I do not know if it is alligned to the great bear or not but it would be interseting to find out. It is intresting that the burial chamber is kind of 'bear' like. It has a massive cap stone like a big body with these small stumpy legs!
Ashe [quoted in Grooms, 1993, p.115] writes that 'Legend has it that when Arthur was walking through Carmarthenshire on his way to Camlann, he felt a pebble in his shoe and tossed it away. It flew seven miles over Burry Inlet and landed in Gower, on top of the smaller stones of Maen Cetti.'
At midnight, when the moon was full, young maidens would test the fidelity of the men they loved by offering the stone a cake baked from Barley meal and honey wetted with milk. They would then circle the stone three times on their hands and knees, knowing that if their man appeared before they finished their final circuit he would make a faithful husband.
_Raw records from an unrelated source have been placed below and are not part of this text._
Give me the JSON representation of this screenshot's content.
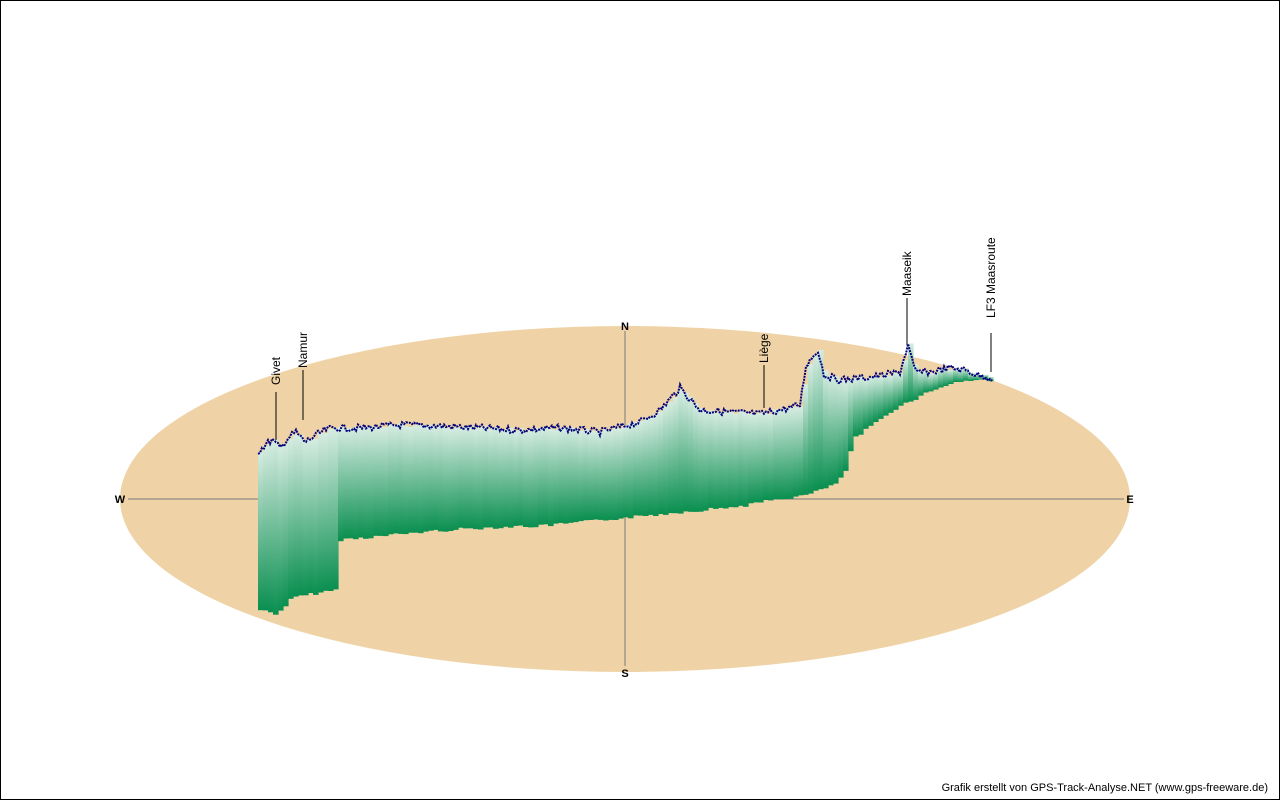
{
  "colors": {
    "ground": "#efd3a6",
    "axis": "#7a7a7a",
    "track": "#00007a",
    "curtain_top": "#d6ece1",
    "curtain_bottom": "#0a8f50"
  },
  "compass": {
    "north": "N",
    "south": "S",
    "west": "W",
    "east": "E"
  },
  "credit": "Grafik erstellt von GPS-Track-Analyse.NET (www.gps-freeware.de)",
  "chart_data": {
    "type": "area",
    "title": "",
    "description_mode": "3D elevation curtain of a GPS track over a compass ellipse (W–E, N–S)",
    "waypoints": [
      {
        "name": "Givet"
      },
      {
        "name": "Namur"
      },
      {
        "name": "Liège"
      },
      {
        "name": "Maaseik"
      },
      {
        "name": "LF3 Maasroute"
      }
    ]
  }
}
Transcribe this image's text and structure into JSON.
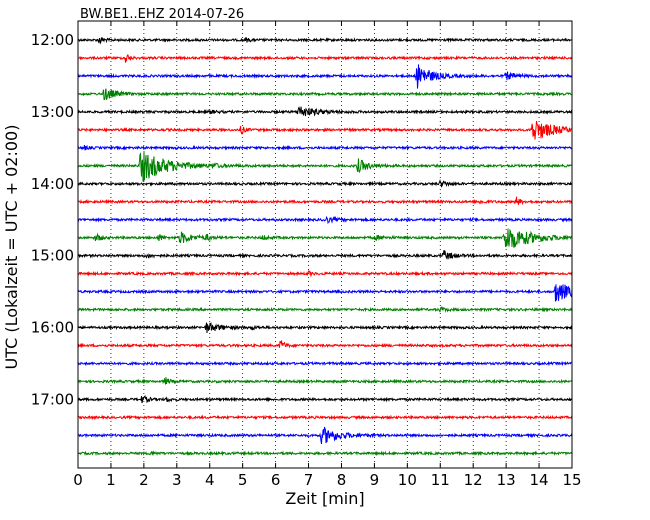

The famous Druidical Monument, called Arthur's Stone, mentioned by Camden, is in this Parish, and is situate on the North side of Cefn y Brynn: it is supported by six rough Pillars; there are four other Pillars standing alone, which supported a part of the Stone, now broken off, by what means, unknown, though it is said that it was broken off for the purpose of making Mill-stones, but was afterwards found unfit for the intention: several smaller pieces have from time to time been broken off, chiefly through mere wickedness, so that it is much decreased in size; it is supposed to weigh now about Twenty Tons, and to have been brought from a distance, as it is of a different quality to the Stone found upon the Hill: underneath it is a Spring of water, seldom dry. A great quantity of loose stones, thrown there by the Country people, served to hide some part of the Pillars, but were cleared away at the expense of Mr. Lucas.
On the summit of Cevn Bryn is a large cromlech, called Arthur's Stone, a vestige of Druidical antiquity, which Camden and other writers describe as being composed of a different species of stone from any found in this part of the country : this, however, appears to be erroneous, as it is the common pudding-stone, or millstone grit, of the country; and, within the recollection of persons still living, a huge fragment, which had been broken off with great labour, by means of wedges, and intended for a millstone, was found totally unfit for that purpose, from the cavities left in the surface by the falling out of the pebbles of which it consisted. The principal, or covering stone, is eleven feet in length and six feet and a half in its greatest breadth : it rests on twelve supporters, for fixing which the earth appears to have been excavated, and by the side of the cromlech lies the mass above noticed. A supposed miraculous well beneath this monument, which was said to ebb and flow with the sea, appears to be nothing more than a collection of water, after heavy rains, in the cavity formed for the insertion of the supporters, which fluctuates according to the weather, and which, as attested by intelligent persons residing near the spot, is frequently dry in hot summers. This cromlech is supposed to be alluded to in the historical triads of Wales, as one of the three Herculean labours. There are several mineral springs in the parish, to which medicinal properties are ascribed : of these, the most celebrated is Holy Well, on Cevn y Bryn mountain, to which, in former times, miraculous efficacy was attributed : it was generally frequented on Sunday evenings during the summer season by numbers of persons, who drank the water, and, according to an ancient custom, threw in a pin as a tribute of their gratitude.